Mohamed bin Zayed University of Artificial Intelligence (MBZUAI) building. Image Courtesy: Mohamed bin Zayed University of Artificial Intelligence (MBZUAI)
ABU DHABI – Mohamed bin Zayed University of Artificial Intelligence (MBZUAI) is rapidly expanding its influence in artificial intelligence (AI) research, achieving remarkable milestones in 2024. Between January and June, the university’s community—comprising over 80 world-class faculty members, 200 researchers, and hundreds of students—published more than 300 papers at leading AI conferences. Among these, 39 papers were presented at the prestigious International Conference on Learning Representations 2024 (ICLR) in May.
This success follows the publication of 612 papers in 2023, including notable contributions to the International Conference on Computer Vision, IEEE / CVF Computer Vision and Pattern Recognition Conference, Empirical Methods in Natural Language Processing, and the Conference on Neural Information Processing Systems.
In just five years since its inception, MBZUAI has earned a place among the world’s top 100 universities in computer science and is ranked within the top 20 globally in AI, computer vision, machine learning, natural language processing (NLP), and robotics, according to CSRankings.
Five standout research papers from MBZUAI published in the first half of 2024 include:
- Tackling Misuse of LLM-Generated Text: A collaborative effort by MBZUAI researchers and international partners produced resources to identify text generated by large language models (LLMs).
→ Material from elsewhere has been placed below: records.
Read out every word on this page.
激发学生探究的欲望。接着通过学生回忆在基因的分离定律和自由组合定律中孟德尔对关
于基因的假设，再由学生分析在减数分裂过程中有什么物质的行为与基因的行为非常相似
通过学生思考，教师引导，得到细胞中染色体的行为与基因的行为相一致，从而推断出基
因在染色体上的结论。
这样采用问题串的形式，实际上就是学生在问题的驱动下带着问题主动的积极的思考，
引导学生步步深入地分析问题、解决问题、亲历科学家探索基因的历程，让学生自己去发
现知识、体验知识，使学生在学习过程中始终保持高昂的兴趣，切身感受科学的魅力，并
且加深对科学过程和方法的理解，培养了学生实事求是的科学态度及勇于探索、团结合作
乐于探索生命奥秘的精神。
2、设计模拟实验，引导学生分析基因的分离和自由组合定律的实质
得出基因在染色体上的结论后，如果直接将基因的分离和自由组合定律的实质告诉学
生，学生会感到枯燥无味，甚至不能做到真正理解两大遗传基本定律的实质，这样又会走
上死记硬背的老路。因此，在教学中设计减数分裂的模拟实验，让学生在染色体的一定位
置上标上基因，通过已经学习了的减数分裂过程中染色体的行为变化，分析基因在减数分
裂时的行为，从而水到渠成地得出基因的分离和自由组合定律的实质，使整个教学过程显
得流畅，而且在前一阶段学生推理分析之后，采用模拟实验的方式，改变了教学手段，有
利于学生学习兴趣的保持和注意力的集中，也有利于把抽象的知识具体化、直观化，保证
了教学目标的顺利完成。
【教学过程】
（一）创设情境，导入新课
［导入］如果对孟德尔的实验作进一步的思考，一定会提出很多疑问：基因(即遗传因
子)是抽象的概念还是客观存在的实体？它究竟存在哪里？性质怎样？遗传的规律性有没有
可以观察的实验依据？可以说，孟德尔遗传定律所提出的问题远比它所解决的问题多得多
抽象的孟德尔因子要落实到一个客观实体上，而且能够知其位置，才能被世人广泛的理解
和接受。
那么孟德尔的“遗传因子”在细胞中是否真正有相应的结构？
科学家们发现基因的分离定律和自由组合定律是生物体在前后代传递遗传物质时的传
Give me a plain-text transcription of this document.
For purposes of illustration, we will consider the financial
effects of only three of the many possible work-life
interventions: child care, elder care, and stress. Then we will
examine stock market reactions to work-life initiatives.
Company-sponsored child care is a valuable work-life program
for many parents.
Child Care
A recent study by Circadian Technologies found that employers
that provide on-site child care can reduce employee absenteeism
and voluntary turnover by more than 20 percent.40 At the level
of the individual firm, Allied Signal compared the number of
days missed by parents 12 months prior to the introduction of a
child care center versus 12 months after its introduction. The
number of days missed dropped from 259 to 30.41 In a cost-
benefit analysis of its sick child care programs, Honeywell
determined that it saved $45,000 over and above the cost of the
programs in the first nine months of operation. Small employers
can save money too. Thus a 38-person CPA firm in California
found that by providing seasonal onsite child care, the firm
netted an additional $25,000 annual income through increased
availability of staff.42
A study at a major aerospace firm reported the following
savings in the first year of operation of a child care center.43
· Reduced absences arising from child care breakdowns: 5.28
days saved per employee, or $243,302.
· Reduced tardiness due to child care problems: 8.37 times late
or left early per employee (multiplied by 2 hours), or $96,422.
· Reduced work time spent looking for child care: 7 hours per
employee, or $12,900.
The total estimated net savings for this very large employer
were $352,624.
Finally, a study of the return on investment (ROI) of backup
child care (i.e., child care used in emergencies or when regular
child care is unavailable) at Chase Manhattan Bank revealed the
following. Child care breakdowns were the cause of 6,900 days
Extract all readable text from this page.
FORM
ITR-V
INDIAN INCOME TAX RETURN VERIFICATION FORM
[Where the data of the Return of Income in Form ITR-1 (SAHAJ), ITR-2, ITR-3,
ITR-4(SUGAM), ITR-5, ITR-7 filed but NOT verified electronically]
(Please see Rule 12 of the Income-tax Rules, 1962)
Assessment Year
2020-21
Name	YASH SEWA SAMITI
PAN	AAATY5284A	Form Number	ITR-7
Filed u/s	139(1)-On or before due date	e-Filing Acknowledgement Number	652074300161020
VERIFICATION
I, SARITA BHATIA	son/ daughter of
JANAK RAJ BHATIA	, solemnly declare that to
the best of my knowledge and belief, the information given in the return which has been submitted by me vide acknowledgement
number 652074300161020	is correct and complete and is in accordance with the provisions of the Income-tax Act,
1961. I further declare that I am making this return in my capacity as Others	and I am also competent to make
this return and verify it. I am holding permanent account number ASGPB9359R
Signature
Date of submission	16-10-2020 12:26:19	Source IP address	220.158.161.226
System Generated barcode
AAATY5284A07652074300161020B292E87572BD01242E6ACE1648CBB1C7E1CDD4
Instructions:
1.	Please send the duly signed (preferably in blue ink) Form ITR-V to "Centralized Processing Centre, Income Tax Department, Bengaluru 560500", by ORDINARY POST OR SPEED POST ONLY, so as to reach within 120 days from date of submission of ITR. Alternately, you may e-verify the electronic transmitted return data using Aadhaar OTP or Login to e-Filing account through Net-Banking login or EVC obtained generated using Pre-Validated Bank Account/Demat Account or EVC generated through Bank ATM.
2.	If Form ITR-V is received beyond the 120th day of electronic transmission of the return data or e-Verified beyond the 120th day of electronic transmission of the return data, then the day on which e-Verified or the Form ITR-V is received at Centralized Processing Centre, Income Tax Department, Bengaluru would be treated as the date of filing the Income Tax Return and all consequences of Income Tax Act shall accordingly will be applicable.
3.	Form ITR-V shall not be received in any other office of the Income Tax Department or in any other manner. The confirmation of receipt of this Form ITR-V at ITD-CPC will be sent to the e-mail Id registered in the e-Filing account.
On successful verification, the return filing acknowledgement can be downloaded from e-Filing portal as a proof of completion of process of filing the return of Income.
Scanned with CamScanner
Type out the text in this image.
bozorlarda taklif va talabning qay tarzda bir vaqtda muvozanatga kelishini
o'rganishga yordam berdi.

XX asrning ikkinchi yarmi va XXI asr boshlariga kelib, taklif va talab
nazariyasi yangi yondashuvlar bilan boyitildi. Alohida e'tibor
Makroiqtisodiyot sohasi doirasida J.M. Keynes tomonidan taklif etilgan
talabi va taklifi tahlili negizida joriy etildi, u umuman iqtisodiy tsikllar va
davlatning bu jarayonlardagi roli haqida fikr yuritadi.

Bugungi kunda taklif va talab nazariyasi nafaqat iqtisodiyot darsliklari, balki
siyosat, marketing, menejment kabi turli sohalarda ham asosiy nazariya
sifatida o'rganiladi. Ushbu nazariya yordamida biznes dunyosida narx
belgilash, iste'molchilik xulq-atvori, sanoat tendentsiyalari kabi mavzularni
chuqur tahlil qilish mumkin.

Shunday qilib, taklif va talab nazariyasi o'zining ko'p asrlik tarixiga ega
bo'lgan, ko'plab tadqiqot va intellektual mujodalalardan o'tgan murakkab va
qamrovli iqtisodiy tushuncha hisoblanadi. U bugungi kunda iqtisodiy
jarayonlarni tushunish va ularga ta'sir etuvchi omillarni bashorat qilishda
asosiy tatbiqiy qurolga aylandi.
This work could significantly impact fields such as journalism, academia, and education.
- Enhancing Gene-Sequencing Analysis: Professor Kun Zhang, along with his Ph.D. student Gongxu Luo and American university researchers, developed a model that improves the accuracy of gene-sequencing processes, potentially advancing our understanding of diseases like cancer and enhancing treatment outcomes.
- Improving Machine Learning Efficiency: MBZUAI researchers proposed a new algorithm to enhance training efficiency in models that use “hard-thresholding.” This approach reduces errors and accelerates results, with promising applications in financial portfolios and cybersecurity.
- Advancing Vision Language Models: MBZUAI led a global team in creating the Grounding Large Multimodal Model (GLaMM), which improves the interaction between text and images at the pixel level, enabling enhanced automated image captioning, reasoning, and object manipulation.
- Boosting Vision Transformer Efficiency: Dr. Xiaodan Liang and Professor Xiaojun Chang, in collaboration with international researchers, developed a technique to make vision transformers—key components in modern image and video analysis—more efficient.
These achievements underscore MBZUAI’s commitment to advancing AI research and solidifying its position as a global leader in the field.